Campaigning for the America's Cup is a complex business that involves many people, many skills, many miles of travel and many hours of thought and effort. The only activity that may rival it in complexity is that of covering the campaign for a weekly sports magazine. SI Boating Editor Roger Hewlett was hard at work on his plans to cover the current cup campaign while Designers Olin Stephens, Bill Luders and David Boyd were still putting the finishing touches on their plans for three of the seven boats that were to race in the trials.
His first report on prospects for 1964 appeared in the very first issue of the year, when Staff Writer Hugh Whall, himself a racing sailor, brought our readers up to date on Stephens, the successful designer of two earlier defenders, Ranger (1937) and Columbia (1958).
Whall's piece on Stephens was scarcely off the press when he was asked to put on his sailing gear and interview another character in the cup cast—Ted Hood, sailmaker extraordinary and skipper-designer of cup boat Nefertiti. Whall got Hood's story in mid-ocean and helped him win a Class A victory in the SORC while doing it.
Along about that time America's foremost ocean racer, Carleton Mitchell, our special contributor on yachting and a three-time Bermuda winner, was on his way to England to size up the British challenge. Mitchell's story appeared in the magazine just as Senior Editor Coles Phinizy was leaving for Australia to investigate the near-fabulous Livingston Brothers, whose Australian money helped make the two-boat British challenge possible.

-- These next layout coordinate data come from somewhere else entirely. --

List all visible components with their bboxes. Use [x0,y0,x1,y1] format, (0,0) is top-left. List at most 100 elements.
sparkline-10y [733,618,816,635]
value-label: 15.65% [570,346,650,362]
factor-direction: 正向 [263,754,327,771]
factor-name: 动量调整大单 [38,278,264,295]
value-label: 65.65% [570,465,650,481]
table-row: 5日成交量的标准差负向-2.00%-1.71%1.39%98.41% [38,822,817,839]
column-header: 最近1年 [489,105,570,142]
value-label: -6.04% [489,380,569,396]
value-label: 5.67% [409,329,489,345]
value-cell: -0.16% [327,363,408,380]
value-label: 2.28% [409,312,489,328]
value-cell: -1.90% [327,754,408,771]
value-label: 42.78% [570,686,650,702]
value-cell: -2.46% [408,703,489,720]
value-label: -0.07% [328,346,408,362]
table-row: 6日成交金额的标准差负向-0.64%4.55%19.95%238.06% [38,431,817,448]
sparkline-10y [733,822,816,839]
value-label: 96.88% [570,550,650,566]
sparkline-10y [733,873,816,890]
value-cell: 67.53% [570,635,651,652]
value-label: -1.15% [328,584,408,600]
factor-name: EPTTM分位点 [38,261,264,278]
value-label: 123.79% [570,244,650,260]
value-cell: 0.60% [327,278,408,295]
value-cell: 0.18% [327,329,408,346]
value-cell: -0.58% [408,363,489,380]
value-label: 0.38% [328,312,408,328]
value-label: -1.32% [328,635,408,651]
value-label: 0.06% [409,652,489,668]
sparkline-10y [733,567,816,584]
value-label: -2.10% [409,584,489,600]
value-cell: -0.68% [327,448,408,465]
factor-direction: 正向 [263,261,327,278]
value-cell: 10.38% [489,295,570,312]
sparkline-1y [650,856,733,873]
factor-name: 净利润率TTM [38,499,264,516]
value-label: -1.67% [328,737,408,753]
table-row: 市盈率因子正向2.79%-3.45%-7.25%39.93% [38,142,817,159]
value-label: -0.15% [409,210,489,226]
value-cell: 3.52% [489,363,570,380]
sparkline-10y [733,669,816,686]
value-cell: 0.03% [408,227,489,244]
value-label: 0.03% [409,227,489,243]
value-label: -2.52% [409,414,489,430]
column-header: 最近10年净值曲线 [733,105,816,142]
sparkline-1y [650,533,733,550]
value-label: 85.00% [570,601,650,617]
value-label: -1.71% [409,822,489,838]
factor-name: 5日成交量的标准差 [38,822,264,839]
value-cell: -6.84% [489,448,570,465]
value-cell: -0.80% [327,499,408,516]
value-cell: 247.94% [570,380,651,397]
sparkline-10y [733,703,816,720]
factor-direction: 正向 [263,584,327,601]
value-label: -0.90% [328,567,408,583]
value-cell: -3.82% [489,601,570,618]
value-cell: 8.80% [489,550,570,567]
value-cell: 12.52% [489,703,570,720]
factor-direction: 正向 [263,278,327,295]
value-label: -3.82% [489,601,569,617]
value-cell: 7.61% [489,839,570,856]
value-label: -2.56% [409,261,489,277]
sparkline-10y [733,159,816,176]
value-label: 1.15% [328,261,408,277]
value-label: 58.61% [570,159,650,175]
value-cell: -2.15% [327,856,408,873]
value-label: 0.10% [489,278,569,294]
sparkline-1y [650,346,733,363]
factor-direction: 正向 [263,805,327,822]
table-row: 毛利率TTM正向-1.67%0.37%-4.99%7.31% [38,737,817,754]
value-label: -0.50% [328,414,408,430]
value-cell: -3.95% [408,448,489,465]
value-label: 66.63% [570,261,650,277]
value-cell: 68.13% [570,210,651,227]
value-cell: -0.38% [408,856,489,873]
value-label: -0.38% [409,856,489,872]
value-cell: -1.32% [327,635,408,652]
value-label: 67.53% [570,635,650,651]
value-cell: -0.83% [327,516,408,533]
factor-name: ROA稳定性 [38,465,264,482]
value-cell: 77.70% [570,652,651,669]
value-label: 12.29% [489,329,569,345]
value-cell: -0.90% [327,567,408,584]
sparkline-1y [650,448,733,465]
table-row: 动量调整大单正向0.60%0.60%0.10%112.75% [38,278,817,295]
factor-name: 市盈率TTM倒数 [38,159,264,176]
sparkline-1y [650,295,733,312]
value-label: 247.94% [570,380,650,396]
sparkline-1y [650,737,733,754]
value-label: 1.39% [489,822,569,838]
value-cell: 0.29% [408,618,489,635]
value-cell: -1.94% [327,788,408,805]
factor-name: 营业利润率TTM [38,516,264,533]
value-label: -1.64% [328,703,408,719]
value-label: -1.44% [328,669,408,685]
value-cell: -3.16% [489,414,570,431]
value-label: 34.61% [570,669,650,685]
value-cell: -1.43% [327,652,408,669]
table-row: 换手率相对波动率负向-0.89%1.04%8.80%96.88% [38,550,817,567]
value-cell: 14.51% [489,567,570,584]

Meanwhile, SI's permanent London bureauman, John Lovesey, was negotiating with some of the Englishmen involved in the challenge to tell their own story on our pages. The first fruit of those negotiations appeared in mid-March in an article by Anthony Boyden, the British yachtsman and millionaire who organized the entire British challenge. The second appears this week in the enthralling piece on page 27 by Sovereign Helmsman Peter Scott.
In early spring, Hewlett gave SI's readers a first look into the complicated mind of yachting's best racing strategist, Cornelius Shields, the "Silver Fox of Long Island Sound." As printed in our magazine on June 29, Corny Shields's full-dress instructional on match racing (i.e., America's Cup racing) was, we understand, required reading on the quarterdeck of would-be Defender Constellation.
As Shields pondered the strategies of victory for the benefit of our readers, Mitchell, Whall and Photographer Richard Meek were busily shuttling back and forth across the Atlantic to report on and photograph first the English boats in their early trials, then the American boats in theirs. Stories by Mitchell and Whall appeared in May, June and July. Meek's four-color photographs of the principal boats are impressively visible on this week's cover and on pages 22-26.
Now Mitchell, Whall, Meek and Reporter Mary Jane Hodges are once again heading for Newport. From there, along with Britain's Scott, they will continue the report until the cup is finally lost or won.